On May 8, in honor of National Tourism Day, Visit Bucks County announced the recipients of its annual tourism grants. Washington Crossing Historic Park and Pennsbury Manor were among the 50 organizations who will share more than $1 million in grants. In addition, Pennsbury’s Tabitha Dardes received the Dedicated Partner Award as part of Visit Bucks County’s first-ever National Travel and Tourism Week honors (it’s not too late to celebrate NTTW by visiting your favorite heritage site this weekend). Congratulations!

So now, we continue with our all-too-brief intros to the volunteers recently honored for their work in 2011 (more posts on this here and here). These folks represent the wealth of dedicated unpaid staff at sites on the Trails of History who, working with the dedicated paid staff, preserve our Pennsylvania heritage and share it with the public.

Lorraine “Lorri” Ownsby divides her year between summer volunteering at Drake Well Museum, where she staffs the front desk and helps visitors learn about the exhibits, and winter volunteering at the Superstition Mountain Museum in Apache Junction, Arizona.

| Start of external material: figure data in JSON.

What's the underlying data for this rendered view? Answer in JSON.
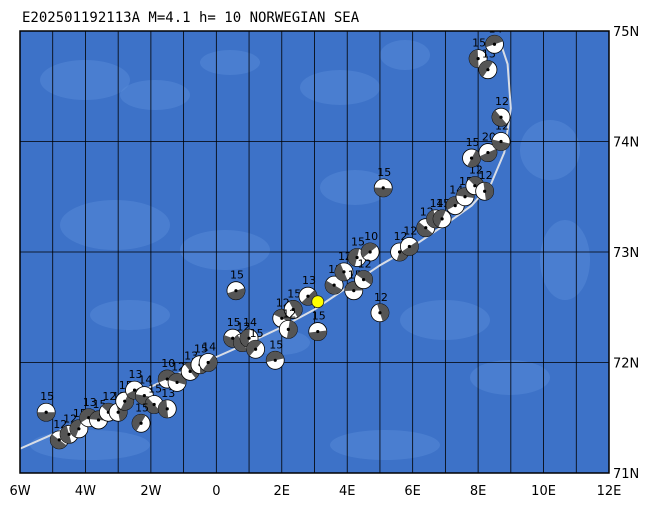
{
  "title": "E202501192113A  M=4.1  h= 10 NORWEGIAN SEA",
  "map": {
    "lon_range": [
      -6,
      12
    ],
    "lat_range": [
      71,
      75
    ],
    "grid_lon_step": 1,
    "grid_lat_step": 1,
    "lon_labels": [
      "6W",
      "4W",
      "2W",
      "0",
      "2E",
      "4E",
      "6E",
      "8E",
      "10E",
      "12E"
    ],
    "lat_labels": [
      "71N",
      "72N",
      "73N",
      "74N",
      "75N"
    ],
    "colors": {
      "ocean": "#3d72c8",
      "ocean_shallow": "#5b8fd9",
      "grid": "#000000",
      "ridge": "#d8dde6",
      "event": "#ffff00",
      "beachball_dark": "#555555",
      "beachball_light": "#ffffff"
    }
  },
  "event": {
    "lon": 3.1,
    "lat": 72.55,
    "label": "E202501192113A"
  },
  "ridge_line": [
    [
      -6.0,
      71.22
    ],
    [
      -5.0,
      71.35
    ],
    [
      -4.0,
      71.5
    ],
    [
      -3.0,
      71.62
    ],
    [
      -2.0,
      71.78
    ],
    [
      -1.0,
      71.92
    ],
    [
      0.0,
      72.05
    ],
    [
      1.0,
      72.18
    ],
    [
      2.0,
      72.32
    ],
    [
      3.0,
      72.48
    ],
    [
      4.0,
      72.68
    ],
    [
      5.0,
      72.88
    ],
    [
      6.0,
      73.05
    ],
    [
      7.0,
      73.25
    ],
    [
      7.8,
      73.42
    ],
    [
      8.4,
      73.62
    ],
    [
      8.8,
      73.9
    ],
    [
      9.0,
      74.3
    ],
    [
      8.9,
      74.7
    ],
    [
      8.7,
      74.88
    ]
  ],
  "mechanisms": [
    {
      "lon": -5.2,
      "lat": 71.55,
      "label": "15"
    },
    {
      "lon": -4.8,
      "lat": 71.3,
      "label": "12"
    },
    {
      "lon": -4.5,
      "lat": 71.35,
      "label": "12"
    },
    {
      "lon": -4.2,
      "lat": 71.4,
      "label": "15"
    },
    {
      "lon": -3.9,
      "lat": 71.5,
      "label": "13"
    },
    {
      "lon": -3.6,
      "lat": 71.48,
      "label": "15"
    },
    {
      "lon": -3.3,
      "lat": 71.55,
      "label": "12"
    },
    {
      "lon": -3.0,
      "lat": 71.55,
      "label": "12"
    },
    {
      "lon": -2.8,
      "lat": 71.65,
      "label": "15"
    },
    {
      "lon": -2.5,
      "lat": 71.75,
      "label": "13"
    },
    {
      "lon": -2.2,
      "lat": 71.7,
      "label": "14"
    },
    {
      "lon": -1.9,
      "lat": 71.62,
      "label": "15"
    },
    {
      "lon": -1.5,
      "lat": 71.58,
      "label": "13"
    },
    {
      "lon": -2.3,
      "lat": 71.45,
      "label": "15"
    },
    {
      "lon": -1.5,
      "lat": 71.85,
      "label": "10"
    },
    {
      "lon": -1.2,
      "lat": 71.82,
      "label": "12"
    },
    {
      "lon": -0.8,
      "lat": 71.92,
      "label": "13"
    },
    {
      "lon": -0.5,
      "lat": 71.98,
      "label": "15"
    },
    {
      "lon": -0.25,
      "lat": 72.0,
      "label": "14"
    },
    {
      "lon": 0.6,
      "lat": 72.65,
      "label": "15"
    },
    {
      "lon": 0.5,
      "lat": 72.22,
      "label": "15"
    },
    {
      "lon": 0.8,
      "lat": 72.18,
      "label": "12"
    },
    {
      "lon": 1.0,
      "lat": 72.22,
      "label": "14"
    },
    {
      "lon": 1.2,
      "lat": 72.12,
      "label": "15"
    },
    {
      "lon": 1.8,
      "lat": 72.02,
      "label": "15"
    },
    {
      "lon": 2.0,
      "lat": 72.4,
      "label": "12"
    },
    {
      "lon": 2.35,
      "lat": 72.48,
      "label": "15"
    },
    {
      "lon": 2.2,
      "lat": 72.3,
      "label": "12"
    },
    {
      "lon": 2.8,
      "lat": 72.6,
      "label": "13"
    },
    {
      "lon": 3.1,
      "lat": 72.28,
      "label": "15"
    },
    {
      "lon": 3.6,
      "lat": 72.7,
      "label": "12"
    },
    {
      "lon": 3.9,
      "lat": 72.82,
      "label": "12"
    },
    {
      "lon": 4.3,
      "lat": 72.95,
      "label": "15"
    },
    {
      "lon": 4.7,
      "lat": 73.0,
      "label": "10"
    },
    {
      "lon": 4.2,
      "lat": 72.65,
      "label": "15"
    },
    {
      "lon": 4.5,
      "lat": 72.75,
      "label": "12"
    },
    {
      "lon": 5.0,
      "lat": 72.45,
      "label": "12"
    },
    {
      "lon": 5.6,
      "lat": 73.0,
      "label": "12"
    },
    {
      "lon": 5.9,
      "lat": 73.05,
      "label": "12"
    },
    {
      "lon": 5.1,
      "lat": 73.58,
      "label": "15"
    },
    {
      "lon": 6.4,
      "lat": 73.22,
      "label": "12"
    },
    {
      "lon": 6.7,
      "lat": 73.3,
      "label": "14"
    },
    {
      "lon": 6.9,
      "lat": 73.3,
      "label": "15"
    },
    {
      "lon": 7.3,
      "lat": 73.42,
      "label": "14"
    },
    {
      "lon": 7.6,
      "lat": 73.5,
      "label": "15"
    },
    {
      "lon": 7.9,
      "lat": 73.6,
      "label": "12"
    },
    {
      "lon": 8.2,
      "lat": 73.55,
      "label": "12"
    },
    {
      "lon": 7.8,
      "lat": 73.85,
      "label": "15"
    },
    {
      "lon": 8.3,
      "lat": 73.9,
      "label": "20"
    },
    {
      "lon": 8.7,
      "lat": 74.0,
      "label": "12"
    },
    {
      "lon": 8.7,
      "lat": 74.22,
      "label": "12"
    },
    {
      "lon": 8.0,
      "lat": 74.75,
      "label": "15"
    },
    {
      "lon": 8.3,
      "lat": 74.65,
      "label": "13"
    },
    {
      "lon": 8.5,
      "lat": 74.88,
      "label": "14"
    }
  ]
}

At Eckley Miners’ Village, Karen Esak has been instrumental in the development of Victorian-themed fundraising events, as well as two plays, one based on Mother Jones and the other on the Avondale Mine Disaster.

John “Jack” Oliphant serves Ephrata Cloister in a broad variety of ways—as a member of the Chorus, as an interpreter for historical programs and tours, as a chauffeur of people and cider—adding up to just over 125 hours in 2011.

Among other contributions to the Erie Maritime Museum and Flagship Niagara over the past 20+ years, Lance Barclay has guided numerous tours, trained and mentored new guides, and represented both the museum and the ship in Erie and beyond through educational presentations.

Jack Washington has provided leadership to the board of Graeme Park as well as participating in public programs for all ages, portraying Dr. Graeme, presenting Revolutionary War military personas, and demonstrating 18th-century woodworking skills.

Hope Lodge has benefitted greatly from Tony Garvan’s hard work keeping the gardens and grounds clean and cleared of brush as he helps to make the site enjoyable for reenactors and the visiting public.